Les appels à la démission se sont multipliés depuis ce vendredi matin dans les rangs de l'opposition qui a notamment émis l'idée d'un vote de confiance au Parlement, à la fin de l'état d'urgence.
Au sein même du gouvernement, le comportement du ministre de la Santé a également suscité la désapprobation. Le Premier ministre Andrej Babiš s'est exprimé sur l'incident dans le cadre d'une conférence de presse express organisée en fin de matinée ce vendredi. « Un choc », c'est ainsi qu'il a qualifié les révélations concernant la réunion de son ministre de la Santé, estimant que ce qui s'était produit était « impardonnable » et que les membres du gouvernement devaient « donner l'exemple ».
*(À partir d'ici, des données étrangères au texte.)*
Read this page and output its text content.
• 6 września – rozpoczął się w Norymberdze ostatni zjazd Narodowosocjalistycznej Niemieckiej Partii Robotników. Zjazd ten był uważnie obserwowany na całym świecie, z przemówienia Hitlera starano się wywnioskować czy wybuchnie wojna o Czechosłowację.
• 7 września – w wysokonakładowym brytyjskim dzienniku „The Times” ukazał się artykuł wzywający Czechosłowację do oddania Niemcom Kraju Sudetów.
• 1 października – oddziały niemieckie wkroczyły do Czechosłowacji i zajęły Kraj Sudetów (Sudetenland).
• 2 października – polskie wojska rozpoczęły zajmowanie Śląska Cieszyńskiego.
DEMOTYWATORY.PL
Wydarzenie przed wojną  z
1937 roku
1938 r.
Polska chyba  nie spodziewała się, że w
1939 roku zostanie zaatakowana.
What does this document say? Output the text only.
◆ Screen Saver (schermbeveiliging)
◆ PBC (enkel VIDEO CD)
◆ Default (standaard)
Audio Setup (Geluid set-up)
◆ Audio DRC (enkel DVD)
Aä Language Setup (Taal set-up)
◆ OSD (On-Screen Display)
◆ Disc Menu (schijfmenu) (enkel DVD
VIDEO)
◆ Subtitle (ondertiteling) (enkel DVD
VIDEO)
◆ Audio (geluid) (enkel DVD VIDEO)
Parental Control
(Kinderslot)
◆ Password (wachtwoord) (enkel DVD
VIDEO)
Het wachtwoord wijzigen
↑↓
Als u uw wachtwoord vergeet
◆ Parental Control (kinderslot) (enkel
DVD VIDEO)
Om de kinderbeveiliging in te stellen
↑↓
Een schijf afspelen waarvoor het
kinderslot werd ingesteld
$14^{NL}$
Le Premier ministre a fait savoir qu'il allait demander au ministre de la Santé de démissionner – sinon qu'il le révoquerait – et qu'il allait en discuter avec le chef de l'Etat. De même, il a dit attendre une décision similaire de Jaroslav Faltýnek quant à sa vice-présidence du parti ANO. Plus tôt, ce dernier s'était excusé publiquement devant les députés pour cette réunion contrevenant aux mesures sanitaires en vigueur.
Andrej Babiš a également déclaré qu'il cherchait actuellement un remplaçant à Roman Prymula, avec pour objectif que le « nouveau ministre soit présent dès lundi au Conseil des ministres ».
Alors que dans un entretien pour l'hebdomadaire Respekt, ce vendredi matin, Roman Prymula avait affirmé qu'il était prêt à démissionner « si le public le veut », il a rejeté cette éventualité en début d'après-midi, à l'occasion d'une conférence de presse où les journalistes n'ont pas eu la possibilité de lui poser des questions.
« Je n'ai pas l'intention de démissionner. Evidemment, le Premier ministre peut décider de ma révocation, » a déclaré à cette occasion le ministre de la Santé. « Je n'ai enfreint aucune règle, » a-t-il estimé, soulignant que la rencontre incriminée s'était déroulée dans les « espaces privés » du bâtiment capitulaire de Vyšehrad, et non dans un restaurant, comme il l'avait pourtant reconnu dans l'entretien accordé plus tôt dans la journée à Respekt. Roman Prymula a également précisé que les faits qui lui sont reprochés se sont déroulés la veille de l'entrée en vigueur des principales mesures de reconfinement.
Le Premier ministre Andrej Babiš doit se rendre ce vendredi à 16 heures au Château de Lány afin de discuter avec le président tchèque du scandale qui agite la scène politique tchèque.
Si le Premier ministre tchèque choisit effectivement de révoquer son ministre de la Santé, comme il l'a laissé entendre ce vendredi, le dernier mot en reviendra au chef de l'Etat Miloš Zeman dont les décisions ont, par le passé, pesé dans la balance lors de la nomination ou de la révocation d'un ministre.
Membre de la coalition gouvernementale, le vice-Premier ministre et ministre de l'Intérieur Jan Hamáček (ČSSD) avait estimé plus tôt que le ministre de la Santé avait perdu toute crédibilité en ne respectant pas ses propres décisions en matière de mesures sanitaires et ne pouvait donc plus exercer ses fonctions. Pour Jan Hamáček, cette attitude est méprisante vis-à-vis des milliers de personnes qui, en première ligne, luttent contre la pandémie et sauvent des vies. « Les règles sont valables pour tout le monde sans exception, (…) il est impossible que le gouvernement et la coalition gouvernementale soit représentés par des personnes qui ne respectent pas les mesures de ce même gouvernement, » a-t-il réagi dès les premières heures pour l'agence de presse tchèque ČTK.